Homeland: The Drone Queen/Trylon and Perisphere

Posted on October 06, 2014

Homeland-Season-4-Episode-1-2-Television-Review-Tom-Lorenzo-Site-TLOPinClaire Danes in Showtime’s “Homeland”

 

Homeland had some serious problems going into its fourth season; problems that usually wind up tanking a show, if the entire history of television is to be believed. It’s the one-two punch of losing one of the main characters (and arguably the more fascinating, dynamic one) and having to rehabilitate another main character because a series of poor storytelling decisions left her not just unlikeable, but totally unworkable as a person other people want to interact with. It remains to be seen whether the absence of Brody from the story is going to kill the show, but personally, we didn’t really miss him. Like Carrie, he’d been so overwritten and gone through so many insane story loops that we’d grown sick of him by the end. There was really nowhere else to go for the character. Nothing illustrates this better to us than our reaction to the scene that took place outside the Brody house. All we could think was “Please don’t show us anyone in the Brody family.” As much as we liked those actors, we wanted to see as clean a break from the past as we could get.

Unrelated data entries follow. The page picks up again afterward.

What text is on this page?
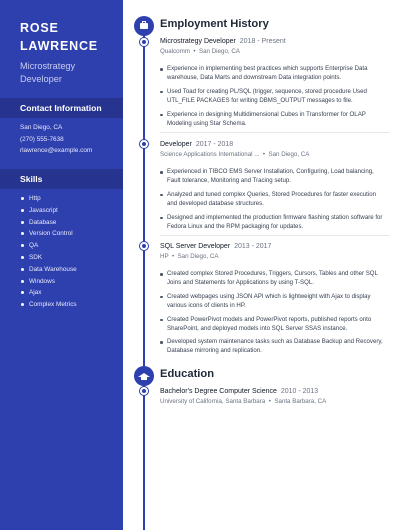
ROSE
LAWRENCE
Microstrategy Developer
Contact Information
San Diego, CA
(270) 555-7638
rlawrence@example.com
Skills
Http
Javascript
Database
Version Control
QA
SDK
Data Warehouse
Windows
Ajax
Complex Metrics
Employment History
Microstrategy Developer 2018 - Present
Qualcomm  •  San Diego, CA
Experience in implementing best practices which supports Enterprise Data warehouse, Data Marts and downstream Data integration points.
Used Toad for creating PL/SQL (trigger, sequence, stored procedure Used UTL_FILE PACKAGES for writing DBMS_OUTPUT messages to file.
Experience in designing Multidimensional Cubes in Transformer for OLAP Modeling using Star Schema.
Developer 2017 - 2018
Science Applications International ...  •  San Diego, CA
Experienced in TIBCO EMS Server Installation, Configuring, Load balancing, Fault tolerance, Monitoring and Tracing setup.
Analyzed and tuned complex Queries, Stored Procedures for faster execution and developed database structures.
Designed and implemented the production firmware flashing station software for Fedora Linux and the RPM packaging for updates.
SQL Server Developer 2013 - 2017
HP  •  San Diego, CA
Created complex Stored Procedures, Triggers, Cursors, Tables and other SQL Joins and Statements for Applications by using T-SQL.
Created webpages using JSON API which is lightweight with Ajax to display various icons of clients in HP.
Created PowerPivot models and PowerPivot reports, published reports onto SharePoint, and deployed models into SQL Server SSAS instance.
Developed system maintenance tasks such as Database Backup and Recovery, Database mirroring and replication.
Education
Bachelor's Degree Computer Science 2010 - 2013
University of California, Santa Barbara  •  Santa Barbara, CA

And that may even have been an idea written into the script: that you can’t get as clean a break from the past as you’d like. Sure, Brody’s gone, but Carrie’s stuck holding a mini-Brody who she clearly feels no emotional attachment to, which leads us to our next question: Is Carrie someone we as viewers want to spend time with anymore? Can she be rehabbed to the point where we’re all rooting for her and find her as fascinating as we did back in season one, when she was cycling through a manic phase and appeared to be more brilliant than everyone around her knew? The jury’s still out on that one, but at least they’re addressing something that became all too clear last season (and probably the season before, if we’re being truthful): Carrie’s not necessarily all that brilliant. Being driven is not the same thing as being brilliant. It seems to us that we’ve been fooled into thinking Carrie is the latter, when in reality, her mania and obsession with jazz (which has apparently evaporated) allowed her to land on the truth a few times before anyone else did. For every smart thing she ever did, there were a dozen really stupid, reckless and self-destructive things to more than counteract it.

This isn’t to suggest that we’re here to be Carrie’s moral scolds. It neither shocked us nor made us think less of her when she spent a few seconds attempting to murder her baby and then thought better of it. That’s simply who Carrie is. Not a baby-killer, but someone fighting so hard to keep her emotions and darker impulses under control that she’d coldly assess the idea of killing her unwanted baby for a few seconds before snapping out of it. That scene, as disturbing as it was, felt very true to the character we once knew. It’s not likable or pleasant, but it’s her.  And it was of a piece with the rest of her scenes in these first two episodes. Carrie is and always has been an avatar of the United States’ war on terror; manic, self-destructive, reckless, over-emotional and paranoid. The coldness she feels toward her daughter is representative of her coldness overall and how it’s necessary (or she fools herself into thinking it is) to conduct the kind of war she wages. Coffee and birthday cake while looking down on bodies and raining down bombs. These scenes are meant to cast her in the worst possible light. After all, what’s a little baby drowning after you’ve killed dozens of civilians accidentally and then spend the next several days doing everything you can to shrug it off?

Unfortunately, we suspect that, once again, Carrie will have been shown to be right in some way. By the end of the second episode, there was a conspiracy firmly in place and people other than Carrie were starting to look responsible for her enormous screwup. If that’s the direction they’re going with this season, we’re afraid we’re going to have to bow out. If instead they decide to keep the blame placed squarely on Carrie instead of some shadowy cabal or player behind the scenes, that’s a season of Homeland we’re ready to see. Unfortunately, the creators of this show love their lead actress a little too much and we suspect Carrie will come out on top by the end of it all, rather than paying for her mistakes and recklessness, like she should. It all remains to be seen. But if nothing else, we still get to watch Claire Danes inhabit Carrie’s skin while we wait to see where the story goes. That’s always been the series’ biggest draw anyway.